I eat almost all of my meals at home. When I have a meal away from home, it’s likely that I’ve made it in my kitchen and taken it with me. The meals I make for myself, I prepare from scratch. It’s a great pleasure to do this. I like eating. I like cooking. I seem to be abnormal in this regard.
We long ago became a political economy in which food is a commodity: a thing produced for purchase by others rather than for consumption by the producer. We now seem to have become a political economy in which not only food but eating is a commodity: the USDA tells us that Americans eat more than half their meals away from home at fast-food and full-service restaurants as well as at cafeterias, vending machines, and similar commercial services.
What this means is that yet another aspect of our lives has been taken away from us and made part of a production process. When this happened over the course of industrialization, where skills possessed by the worker became incorporated into the machinery, social scientists referred to it as the deskilling of labor. What it meant was that businesses could pay for unskilled instead of skilled labor, thereby lowering costs and, most importantly, establishing even firmer control of production and the nature of the products that were produced.
In the 20th Century, deskilling reached into the realm of the home. A wide array of commodities tied the reproduction of the home to the industrial process away from home. In the realm of food, these included the rise of the supermarket and the foods sold there, packaged and processed foods, pre-packaged meals, and the technologies required to eat them. With this came the loss of kitchen skills, as described in the book Kitchen Literacy: How We Lost Knowledge of Where Food Comes from and Why We Need to Get it Back by Ann Vileisis.
Last week, the Journal of Nutrition Education and Behavior published research on the factors that determine how often children eat at meal manufacturers, fast-food and full-service restaurants in particular. The most important factor the researchers found was that both parents had a regular, 9-to-5 job.
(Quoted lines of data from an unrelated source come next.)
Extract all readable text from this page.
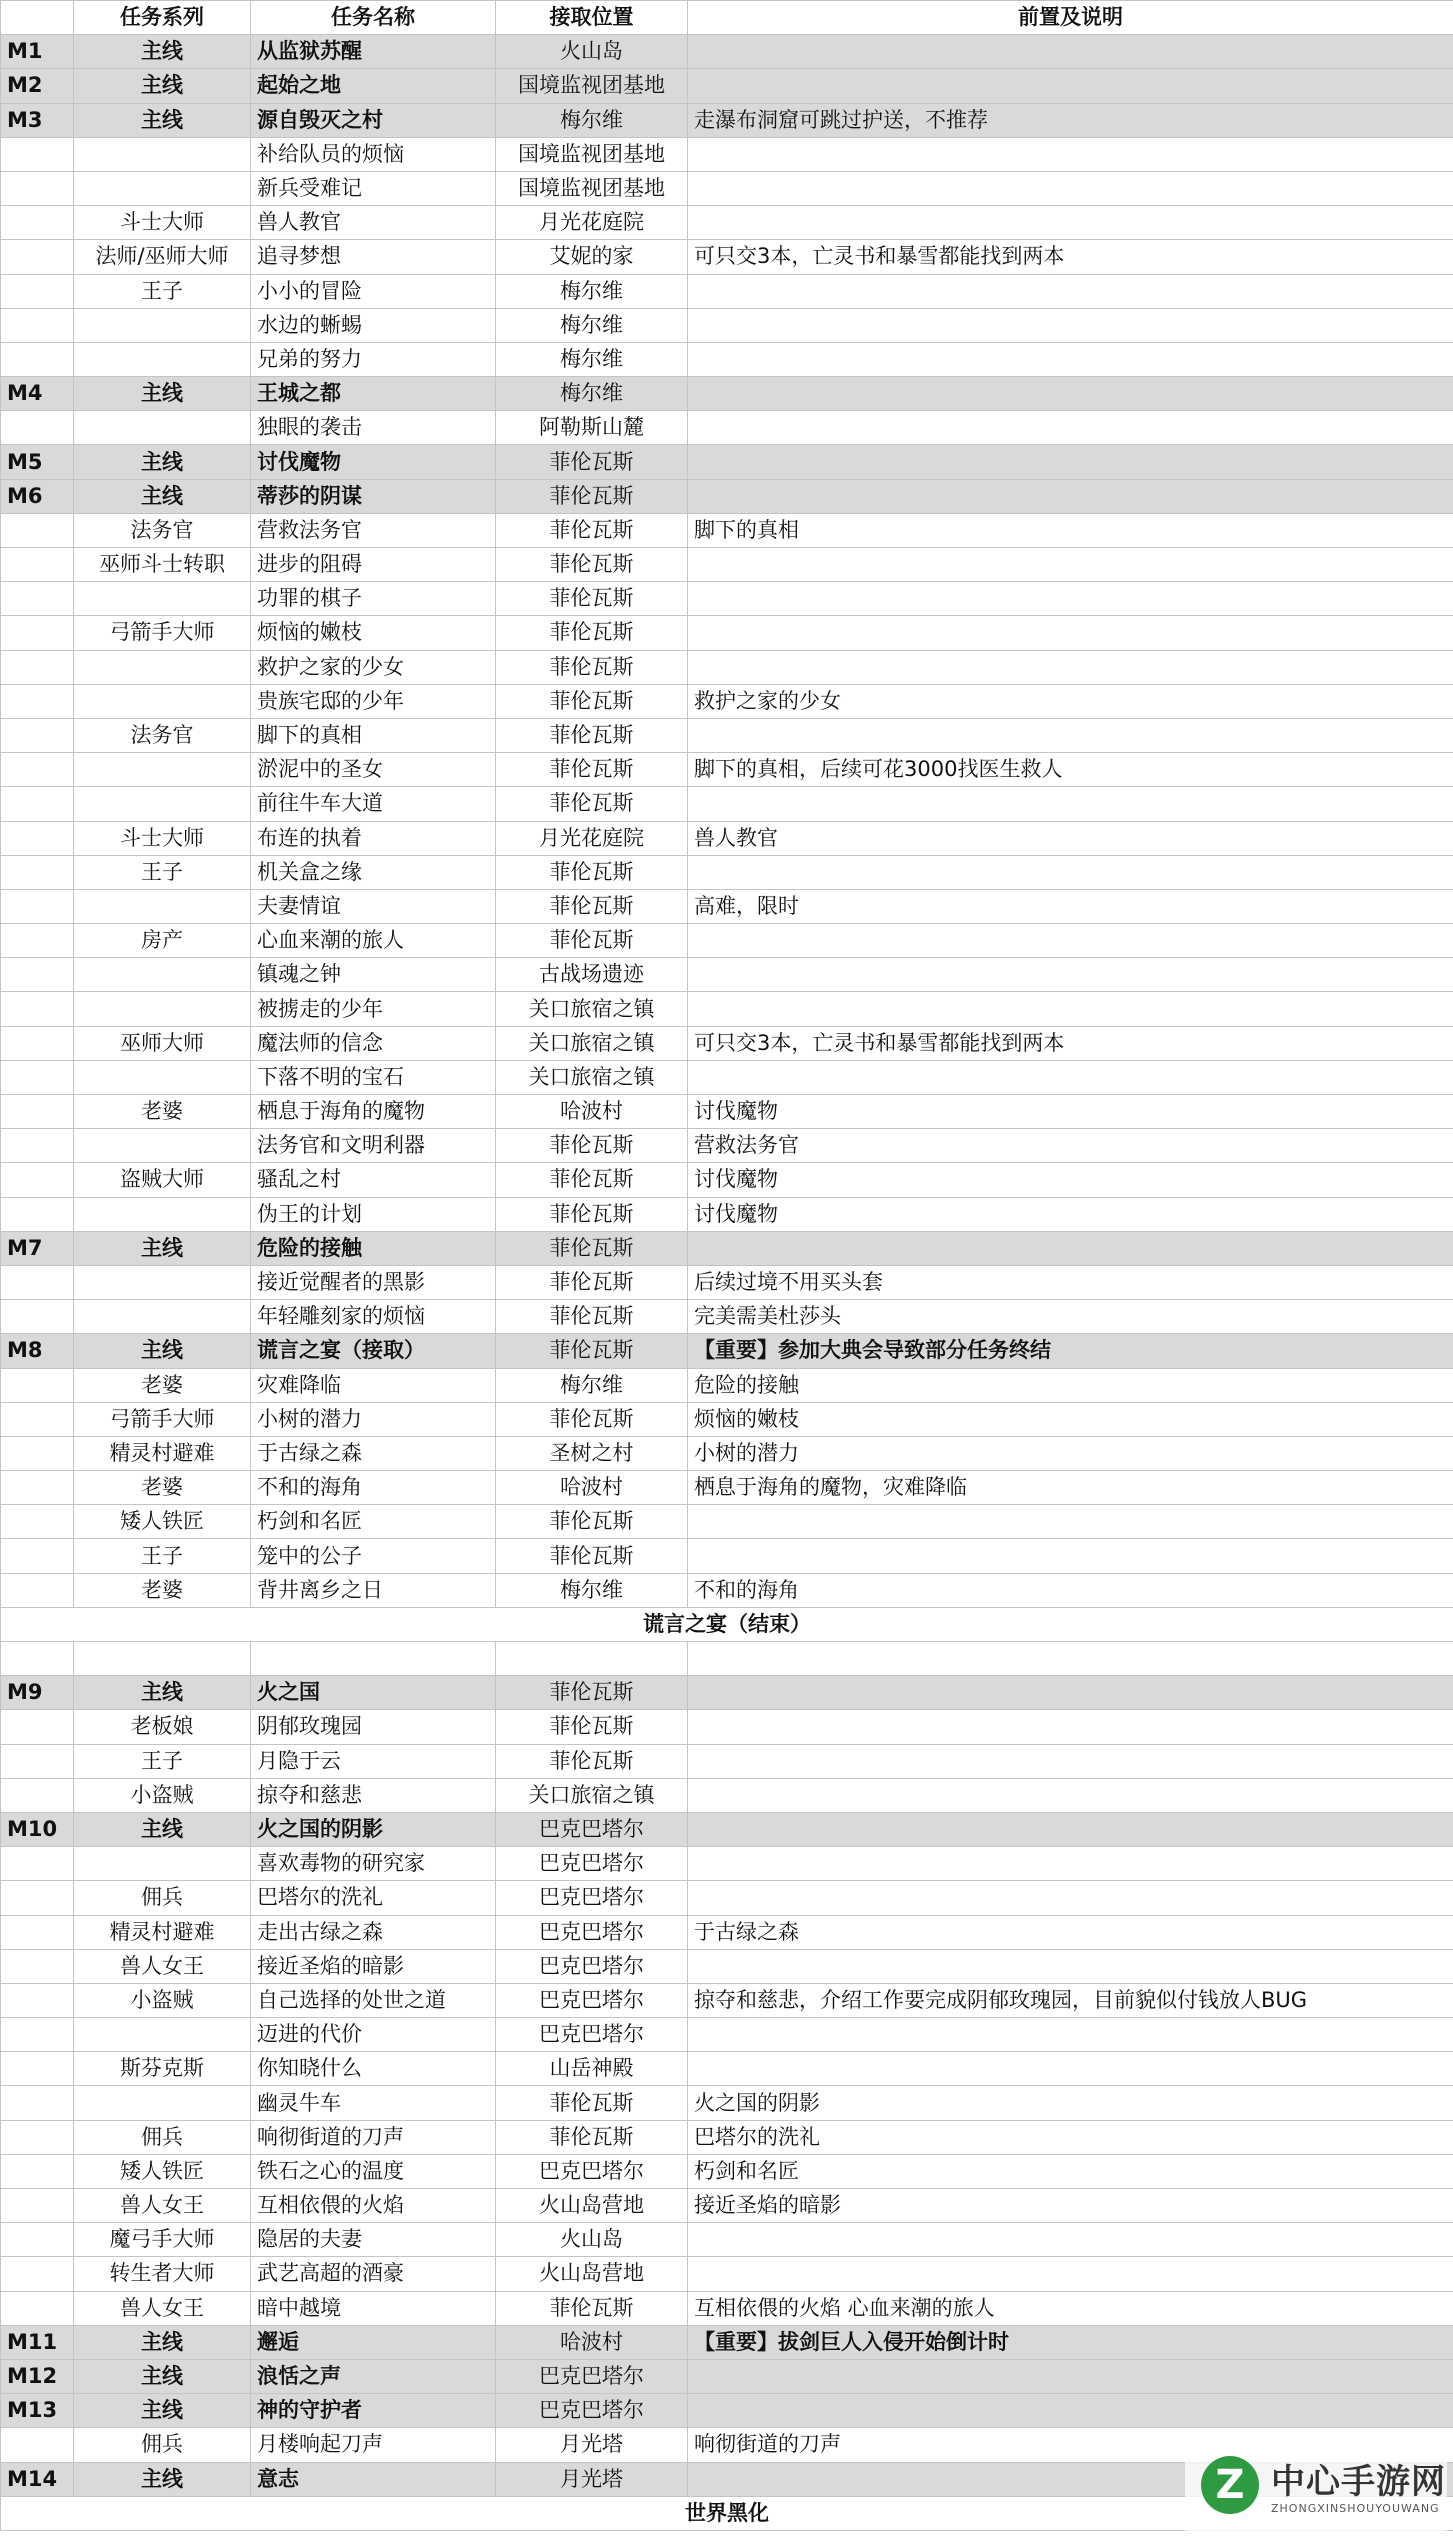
	任务系列	任务名称	接取位置	前置及说明
M1	主线	从监狱苏醒	火山岛	
M2	主线	起始之地	国境监视团基地	
M3	主线	源自毁灭之村	梅尔维	走瀑布洞窟可跳过护送，不推荐
		补给队员的烦恼	国境监视团基地	
		新兵受难记	国境监视团基地	
	斗士大师	兽人教官	月光花庭院	
	法师/巫师大师	追寻梦想	艾妮的家	可只交3本，亡灵书和暴雪都能找到两本
	王子	小小的冒险	梅尔维	
		水边的蜥蜴	梅尔维	
		兄弟的努力	梅尔维	
M4	主线	王城之都	梅尔维	
		独眼的袭击	阿勒斯山麓	
M5	主线	讨伐魔物	菲伦瓦斯	
M6	主线	蒂莎的阴谋	菲伦瓦斯	
	法务官	营救法务官	菲伦瓦斯	脚下的真相
	巫师斗士转职	进步的阻碍	菲伦瓦斯	
		功罪的棋子	菲伦瓦斯	
	弓箭手大师	烦恼的嫩枝	菲伦瓦斯	
		救护之家的少女	菲伦瓦斯	
		贵族宅邸的少年	菲伦瓦斯	救护之家的少女
	法务官	脚下的真相	菲伦瓦斯	
		淤泥中的圣女	菲伦瓦斯	脚下的真相，后续可花3000找医生救人
		前往牛车大道	菲伦瓦斯	
	斗士大师	布连的执着	月光花庭院	兽人教官
	王子	机关盒之缘	菲伦瓦斯	
		夫妻情谊	菲伦瓦斯	高难，限时
	房产	心血来潮的旅人	菲伦瓦斯	
		镇魂之钟	古战场遗迹	
		被掳走的少年	关口旅宿之镇	
	巫师大师	魔法师的信念	关口旅宿之镇	可只交3本，亡灵书和暴雪都能找到两本
		下落不明的宝石	关口旅宿之镇	
	老婆	栖息于海角的魔物	哈波村	讨伐魔物
		法务官和文明利器	菲伦瓦斯	营救法务官
	盗贼大师	骚乱之村	菲伦瓦斯	讨伐魔物
		伪王的计划	菲伦瓦斯	讨伐魔物
M7	主线	危险的接触	菲伦瓦斯	
		接近觉醒者的黑影	菲伦瓦斯	后续过境不用买头套
		年轻雕刻家的烦恼	菲伦瓦斯	完美需美杜莎头
M8	主线	谎言之宴（接取）	菲伦瓦斯	【重要】参加大典会导致部分任务终结
	老婆	灾难降临	梅尔维	危险的接触
	弓箭手大师	小树的潜力	菲伦瓦斯	烦恼的嫩枝
	精灵村避难	于古绿之森	圣树之村	小树的潜力
	老婆	不和的海角	哈波村	栖息于海角的魔物，灾难降临
	矮人铁匠	朽剑和名匠	菲伦瓦斯	
	王子	笼中的公子	菲伦瓦斯	
	老婆	背井离乡之日	梅尔维	不和的海角
谎言之宴（结束）				

M9	主线	火之国	菲伦瓦斯	
	老板娘	阴郁玫瑰园	菲伦瓦斯	
	王子	月隐于云	菲伦瓦斯	
	小盗贼	掠夺和慈悲	关口旅宿之镇	
M10	主线	火之国的阴影	巴克巴塔尔	
		喜欢毒物的研究家	巴克巴塔尔	
	佣兵	巴塔尔的洗礼	巴克巴塔尔	
	精灵村避难	走出古绿之森	巴克巴塔尔	于古绿之森
	兽人女王	接近圣焰的暗影	巴克巴塔尔	
	小盗贼	自己选择的处世之道	巴克巴塔尔	掠夺和慈悲，介绍工作要完成阴郁玫瑰园，目前貌似付钱放人BUG
		迈进的代价	巴克巴塔尔	
	斯芬克斯	你知晓什么	山岳神殿	
		幽灵牛车	菲伦瓦斯	火之国的阴影
	佣兵	响彻街道的刀声	菲伦瓦斯	巴塔尔的洗礼
	矮人铁匠	铁石之心的温度	巴克巴塔尔	朽剑和名匠
	兽人女王	互相依偎的火焰	火山岛营地	接近圣焰的暗影
	魔弓手大师	隐居的夫妻	火山岛	
	转生者大师	武艺高超的酒豪	火山岛营地	
	兽人女王	暗中越境	菲伦瓦斯	互相依偎的火焰 心血来潮的旅人
M11	主线	邂逅	哈波村	【重要】拔剑巨人入侵开始倒计时
M12	主线	浪恬之声	巴克巴塔尔	
M13	主线	神的守护者	巴克巴塔尔	
	佣兵	月楼响起刀声	月光塔	响彻街道的刀声
M14	主线	意志	月光塔	
世界黑化				
Z 中心手游网
ZHONGXINSHOUYOUWANG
The researchers go on to say that “dietary quality of children is influenced by the manner in which parents interact with their children (parenting style), time available for family meals, and the role restaurants play in their lives.”
Why is this a problem for the health of children?
The researchers say the food at meal manufacturers is “often higher in calories, saturated fat, and sodium.” In other words, the conventional view of what counts as unhealthy food. And so the outcome of this research suggests certain solutions. In this case, changes such as raising the awareness of parents about the importance of family meal rituals.
I think you’re likely to agree that this kind of consciousness raising is a weak response to the tidal forces that create the social environment and culture that makes eating meals away from home rational. Parents have meal rituals because of the necessities and context of their lives and their children’s lives.
One kind of solution the researchers bypassed in this version of blaming the victim is to look to the quality of the meals that are manufactured. Better regulation would mean better health outcomes for children. That path, however, is almost unimaginable—not the least of which is what might count as “healthy food.” That path also founders on the shoals of the industrial forces and their associated political economy that have commodified food and eating in the first place.
So the problem and its solution do not start with the values and actions of parents but with the commodification of food and eating. It is from this that food and eating illiteracy springs as a necessity. But the illiteracy itself is not the problem. The problem is that with eating illiteracy, we are cut off from the living processes that sustain us. Quite literally, we have no material connection to what we eat—not only in its origins, but in how we transform the raw materials into the finished product that we put in our mouth.
As I’m sure you’re aware, there are many people and organizations pushing back against this tide. For example, Santa Fe, New Mexico has a school program called Cooking with Kids. Students learn how to prepare their own meals from scratch. It’s a great success. The problem is that to do it right, the course has to take up to two hours. That doesn’t fit in with most school districts’ regimen—for example, “teaching units” in 40 minute time blocks.
And so while Cooking with Kids is ridiculously rational in providing children with food and eating literacy, it doesn’t make sense in the larger institutional framework of schools. In the same way, family eating rituals that reduce dependence on meals away from home don’t make sense in the context parents who both need to have a job.
The problem is not parental values. It is not even the commodification of food and eating. The problem is the mode of production that necessitates them. Relief might be found by nibbling at the edges. But that’s not a solution.